Observation 9: you don't have to have walls to have an exhibition
Consider the work as a whole to be a work in itself. Fashion it to suit the collection, the space, and the relationship you want the audience to have with it.
Perhaps flower photos could be glazed onto vases? Marine photos pasted to the ceiling?
This took care of the essential component of the exhibition but the map was still clearly installed inside a very busy, distracting, studio space. I felt I needed people to feel as though they had entered a microcosm in which the whole of London was presented so they could immerse themselves in the experience. Although I'd met the opportunity of having no real wall space (which wouldn't have helped) all of the shelving and bric-a-brac was a real problem. It's important to create an environment that allows the viewer to create a relationship with the art. So they are entering a well defined specific space outside of which they can leave the concerns of their day.

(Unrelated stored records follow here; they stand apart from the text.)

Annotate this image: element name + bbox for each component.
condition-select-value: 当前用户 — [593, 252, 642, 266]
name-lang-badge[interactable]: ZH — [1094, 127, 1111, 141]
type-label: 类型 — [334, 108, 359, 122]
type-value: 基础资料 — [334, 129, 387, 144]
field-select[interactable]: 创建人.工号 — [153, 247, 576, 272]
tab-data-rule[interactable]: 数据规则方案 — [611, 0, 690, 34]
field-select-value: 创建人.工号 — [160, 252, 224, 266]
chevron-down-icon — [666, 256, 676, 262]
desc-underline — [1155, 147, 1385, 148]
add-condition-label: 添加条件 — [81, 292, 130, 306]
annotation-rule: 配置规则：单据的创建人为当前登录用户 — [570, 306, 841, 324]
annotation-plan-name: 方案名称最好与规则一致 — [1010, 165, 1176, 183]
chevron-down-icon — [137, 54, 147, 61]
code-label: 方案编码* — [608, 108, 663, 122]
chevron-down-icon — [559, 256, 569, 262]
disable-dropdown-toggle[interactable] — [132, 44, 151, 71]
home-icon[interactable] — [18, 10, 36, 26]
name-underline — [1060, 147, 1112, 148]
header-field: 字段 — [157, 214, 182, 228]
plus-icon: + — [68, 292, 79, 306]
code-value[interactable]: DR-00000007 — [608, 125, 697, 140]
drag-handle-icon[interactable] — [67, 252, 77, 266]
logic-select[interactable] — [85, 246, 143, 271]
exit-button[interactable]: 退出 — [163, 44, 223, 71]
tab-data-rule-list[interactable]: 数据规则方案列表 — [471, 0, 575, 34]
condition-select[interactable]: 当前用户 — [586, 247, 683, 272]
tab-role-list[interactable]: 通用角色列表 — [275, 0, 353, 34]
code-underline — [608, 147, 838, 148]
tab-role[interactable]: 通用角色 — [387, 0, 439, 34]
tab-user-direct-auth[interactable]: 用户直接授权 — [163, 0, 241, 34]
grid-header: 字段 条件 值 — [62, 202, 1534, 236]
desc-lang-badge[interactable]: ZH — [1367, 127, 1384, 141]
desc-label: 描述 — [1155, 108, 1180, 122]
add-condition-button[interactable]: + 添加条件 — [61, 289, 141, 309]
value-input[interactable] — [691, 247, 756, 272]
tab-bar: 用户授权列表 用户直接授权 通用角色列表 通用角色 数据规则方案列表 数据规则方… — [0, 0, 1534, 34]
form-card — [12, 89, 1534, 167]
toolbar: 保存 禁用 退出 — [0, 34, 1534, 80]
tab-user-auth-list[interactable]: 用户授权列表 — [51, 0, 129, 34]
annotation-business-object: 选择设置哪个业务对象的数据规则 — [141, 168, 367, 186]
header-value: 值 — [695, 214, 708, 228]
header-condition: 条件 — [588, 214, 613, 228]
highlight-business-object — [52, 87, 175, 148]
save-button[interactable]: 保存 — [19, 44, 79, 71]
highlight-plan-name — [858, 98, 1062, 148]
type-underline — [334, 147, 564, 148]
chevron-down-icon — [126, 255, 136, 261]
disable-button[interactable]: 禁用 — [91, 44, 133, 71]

We solved the distracting shelves problem by covering them with paper and sticking a selection of super large prints up. In order to create a blank canvass effect over what was 14 square meters without multiple messy joins and creases I sourced 1m wide 2000micron decorator's premium lining paper. It worked a treat and cost only £1/sqm. If I'd looked for art supplies this part of the exhibition alone would have broken the bank! Just as you don't need a gallery for an exhibition, you don't need an art supplier for art supplies!
So with a 12 hour gruelling installation we had created a full exhibition experience, with great elp from the installation Team:
The final part of the puzzle was to ensure we properly connected the visitors with the work, to ensure they could indeed put aside the concerns of the day and enter this grotto we had fashioned. That was easy on the private view as everyone was greeted with a welcome and a drink. It was the brilliance of Christine, in the following days, to realise that because we had pitched the whole affair relatively modestly we could do just the same. We could treat every visitor as though they were a specially invited guest. And that's what we did, which I believe set the perfect conditions for engagement with the work that no other realisation could have done.
Observation 10: unlike physical medicines that can be taken, art, which medicates the 'soul' must be given!
My final thought goes to the supporters of the exhibition. Those who donated to the crowd fund. Those who gave up their time to visit. Those who helped on the mammoth task of creating the exhibition. And of course Art4Space.
Whilst it's true I gave over 2 years of my life to create the images, the exhibition itself is a work in itself. A work that transformed my efforts from digital files to a real world real thing. No matter how much the photography comes from me. Project 269 comes from us. It's a physical impossibility for one person to make such a thing. To claim ownership of such a thing. Thank you all for making it real.